Stadt, Klassen, Klassenkampf

8. Marxistische Studienwoche, Frankfurt am Main, 16. bis 20. März 2015

Welche Rolle spielt die Stadt als räumlicher Kristallisationspunkt der Widersprüche zwischen Kapital und Arbeit, zwischen dem Potential des urbanen Lebens und der Verwertungslogik von Wohn- und öffentlichem Raum? Und wie kann eine marxistische Soziologie der Stadt helfen, diese Zusammenhänge zu verstehen und vielleicht sogar – den Aktiven vor Ort in die Hände gegeben – die Kämpfe unterstützen? Mit einem reichhaltigen Programm an Vorträgen, Arbeitsgruppen und einem Reader mit ausgewählten Texten als theoretische Grundlage nahm sich die diesjährige Marxistische Studienwoche mit 60 überwiegend Studierenden aus dem Umfeld des SDS, sozialer Bewegungen und anderer politischer Jugendgruppen der Diskussion dieser Problematik an. Die Tagung wurde wie in den letzten Jahren von „Z“ und der Heinz-Jung-Stiftung (Frankfurt/M.) in Verbindung mit dem Förderkreis für demokratische Volks- und Hochschulbildung e.V. und einer aktiven Vorbereitungsgruppe organisiert.

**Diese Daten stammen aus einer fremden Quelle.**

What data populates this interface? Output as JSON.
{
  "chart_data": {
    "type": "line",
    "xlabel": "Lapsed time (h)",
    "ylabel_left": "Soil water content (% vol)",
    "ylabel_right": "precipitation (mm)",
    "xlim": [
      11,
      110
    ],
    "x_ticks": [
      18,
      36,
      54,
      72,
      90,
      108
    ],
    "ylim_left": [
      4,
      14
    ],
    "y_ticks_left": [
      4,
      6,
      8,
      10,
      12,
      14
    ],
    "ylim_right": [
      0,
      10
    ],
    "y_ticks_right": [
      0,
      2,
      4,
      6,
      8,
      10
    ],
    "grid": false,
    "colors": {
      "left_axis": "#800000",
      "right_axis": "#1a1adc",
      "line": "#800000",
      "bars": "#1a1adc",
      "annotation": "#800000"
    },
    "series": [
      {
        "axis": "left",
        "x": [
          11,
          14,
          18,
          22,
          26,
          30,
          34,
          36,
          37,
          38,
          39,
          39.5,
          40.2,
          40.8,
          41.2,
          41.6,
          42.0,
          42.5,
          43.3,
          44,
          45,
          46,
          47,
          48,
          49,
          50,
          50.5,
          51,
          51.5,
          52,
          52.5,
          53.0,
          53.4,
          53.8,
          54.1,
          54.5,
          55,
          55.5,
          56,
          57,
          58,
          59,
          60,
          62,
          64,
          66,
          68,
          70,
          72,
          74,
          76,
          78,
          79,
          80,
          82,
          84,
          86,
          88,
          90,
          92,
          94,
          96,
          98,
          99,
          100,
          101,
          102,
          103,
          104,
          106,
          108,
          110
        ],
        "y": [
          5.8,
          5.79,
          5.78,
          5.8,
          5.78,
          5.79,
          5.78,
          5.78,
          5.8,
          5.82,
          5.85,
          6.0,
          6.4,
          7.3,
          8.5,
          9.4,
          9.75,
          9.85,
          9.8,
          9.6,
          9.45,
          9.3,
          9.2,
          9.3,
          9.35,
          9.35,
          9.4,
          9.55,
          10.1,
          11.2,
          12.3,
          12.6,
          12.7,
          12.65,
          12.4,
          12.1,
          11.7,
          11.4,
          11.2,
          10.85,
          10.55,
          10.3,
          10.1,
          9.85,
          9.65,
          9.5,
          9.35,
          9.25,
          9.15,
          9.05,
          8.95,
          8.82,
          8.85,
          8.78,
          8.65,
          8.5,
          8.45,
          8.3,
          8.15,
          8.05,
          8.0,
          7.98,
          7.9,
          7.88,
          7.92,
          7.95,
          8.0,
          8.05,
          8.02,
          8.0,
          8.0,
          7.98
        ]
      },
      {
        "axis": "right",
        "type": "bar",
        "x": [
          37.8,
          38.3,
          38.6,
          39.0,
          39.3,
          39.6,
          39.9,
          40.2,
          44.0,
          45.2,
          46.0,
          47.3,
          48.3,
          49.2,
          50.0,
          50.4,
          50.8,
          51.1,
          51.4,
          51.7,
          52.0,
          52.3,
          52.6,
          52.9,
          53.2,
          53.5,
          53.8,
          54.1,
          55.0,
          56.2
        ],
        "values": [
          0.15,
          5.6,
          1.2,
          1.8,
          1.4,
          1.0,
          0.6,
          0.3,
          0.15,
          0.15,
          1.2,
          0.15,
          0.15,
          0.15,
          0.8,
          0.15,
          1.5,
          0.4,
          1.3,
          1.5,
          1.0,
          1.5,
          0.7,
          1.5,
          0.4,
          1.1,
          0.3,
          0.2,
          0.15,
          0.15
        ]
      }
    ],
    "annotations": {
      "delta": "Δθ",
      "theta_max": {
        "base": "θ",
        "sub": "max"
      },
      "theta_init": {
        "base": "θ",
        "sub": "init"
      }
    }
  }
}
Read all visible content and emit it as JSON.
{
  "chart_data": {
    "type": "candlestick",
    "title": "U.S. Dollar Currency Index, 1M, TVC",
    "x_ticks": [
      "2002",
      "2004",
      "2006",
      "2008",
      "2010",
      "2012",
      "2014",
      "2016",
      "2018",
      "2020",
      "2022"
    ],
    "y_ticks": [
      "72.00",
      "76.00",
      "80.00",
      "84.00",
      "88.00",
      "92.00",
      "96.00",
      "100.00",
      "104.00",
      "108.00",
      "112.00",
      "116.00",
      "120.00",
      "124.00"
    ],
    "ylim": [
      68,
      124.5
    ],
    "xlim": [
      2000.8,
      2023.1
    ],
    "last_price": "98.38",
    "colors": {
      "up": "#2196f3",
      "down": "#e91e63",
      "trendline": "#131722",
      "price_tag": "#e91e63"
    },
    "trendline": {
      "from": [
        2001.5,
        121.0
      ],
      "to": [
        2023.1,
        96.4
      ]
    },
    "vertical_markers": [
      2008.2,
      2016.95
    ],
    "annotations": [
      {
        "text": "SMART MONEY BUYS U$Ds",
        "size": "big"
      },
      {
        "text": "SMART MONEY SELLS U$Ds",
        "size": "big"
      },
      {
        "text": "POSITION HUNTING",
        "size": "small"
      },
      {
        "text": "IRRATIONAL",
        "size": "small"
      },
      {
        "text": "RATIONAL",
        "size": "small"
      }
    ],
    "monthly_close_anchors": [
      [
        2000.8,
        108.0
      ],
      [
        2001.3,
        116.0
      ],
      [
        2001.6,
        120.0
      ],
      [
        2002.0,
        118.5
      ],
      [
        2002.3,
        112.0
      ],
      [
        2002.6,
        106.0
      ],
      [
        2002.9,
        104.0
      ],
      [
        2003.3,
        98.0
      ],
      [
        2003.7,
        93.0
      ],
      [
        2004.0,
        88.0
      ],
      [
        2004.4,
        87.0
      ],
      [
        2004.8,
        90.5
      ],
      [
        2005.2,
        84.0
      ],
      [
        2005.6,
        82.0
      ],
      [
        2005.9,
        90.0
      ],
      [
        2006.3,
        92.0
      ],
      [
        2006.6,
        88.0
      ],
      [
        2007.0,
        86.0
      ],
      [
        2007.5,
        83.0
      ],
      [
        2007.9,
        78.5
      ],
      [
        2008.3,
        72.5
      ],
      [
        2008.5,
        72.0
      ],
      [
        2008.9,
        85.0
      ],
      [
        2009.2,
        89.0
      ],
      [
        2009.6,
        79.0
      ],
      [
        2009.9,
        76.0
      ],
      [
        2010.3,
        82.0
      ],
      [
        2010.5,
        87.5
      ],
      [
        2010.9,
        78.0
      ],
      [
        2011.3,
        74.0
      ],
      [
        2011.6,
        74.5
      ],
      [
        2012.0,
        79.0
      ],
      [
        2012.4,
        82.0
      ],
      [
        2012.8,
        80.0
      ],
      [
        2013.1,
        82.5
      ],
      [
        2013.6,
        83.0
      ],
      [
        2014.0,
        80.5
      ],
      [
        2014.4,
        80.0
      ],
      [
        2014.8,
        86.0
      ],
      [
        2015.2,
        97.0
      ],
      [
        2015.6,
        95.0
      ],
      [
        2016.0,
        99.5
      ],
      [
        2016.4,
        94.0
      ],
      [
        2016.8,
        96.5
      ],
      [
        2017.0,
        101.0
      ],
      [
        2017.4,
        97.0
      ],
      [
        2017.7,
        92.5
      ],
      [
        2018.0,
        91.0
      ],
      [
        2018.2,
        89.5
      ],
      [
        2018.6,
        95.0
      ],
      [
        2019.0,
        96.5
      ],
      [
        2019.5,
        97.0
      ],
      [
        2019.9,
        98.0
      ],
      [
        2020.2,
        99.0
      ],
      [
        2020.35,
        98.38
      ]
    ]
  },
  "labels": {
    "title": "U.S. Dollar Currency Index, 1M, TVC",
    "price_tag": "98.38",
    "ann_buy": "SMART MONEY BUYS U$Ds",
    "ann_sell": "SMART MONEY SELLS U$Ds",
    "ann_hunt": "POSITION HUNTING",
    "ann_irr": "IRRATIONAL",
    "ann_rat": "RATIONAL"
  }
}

Frank Deppe (Marburg) warf in seinem Einführungsvortrag einige historische und aktuelle Schlaglichter auf den Konnex Klassen und Stadtentwicklung und versuchte, diese Tendenzen in breitere polit-ökonomische Entwicklungen einzubetten, verbunden mit einer kurzen, durchaus kritischen Einleitung in David Harveys Thesen zur Stadt.1 So zeigten sich an einer „new era of social unrest“, die vor allem in den Städten sichtbar werde, die Widersprüche, welche der Neoliberalismus, der seinen Zenit überschritten habe, nun immer öfter mit Zwang anstelle von Konsens beantworte. Notwendig sei eine stadtsoziologisch informierte marxistische Klassentheorie und -praxis, die auf neue, breitere Bündnisse setze – schon die Geschichte zeige z.B., dass Revolutionen sich immer auch auf die heterogenen Exponenten der Stadtarmut gestützt hätten.

Mit Bernd Belina (Universität Frankfurt/M.) konnte einer der profiliertesten marxistischen Geographen Deutschlands gewonnen werden. Sein Vortrag richtete sich vor allem auf das theoretische Handwerkszeug. Neben dem schwer zu fassenden Begriff der Gentrifizierung, der in seinen verschiedenen Dimensionen (kulturalistisch, angebots/nachfrageorientiert und politikorientiert) beleuchtet wurde, ging es um die zentralen Begriffe einer politischen Ökonomie der Stadt und des Wohnungsmarktes: Grundrente, Bodenpreis fiktives Kapital (als das z.B. die zukünftigen Mieteinnahmen behandelt werden).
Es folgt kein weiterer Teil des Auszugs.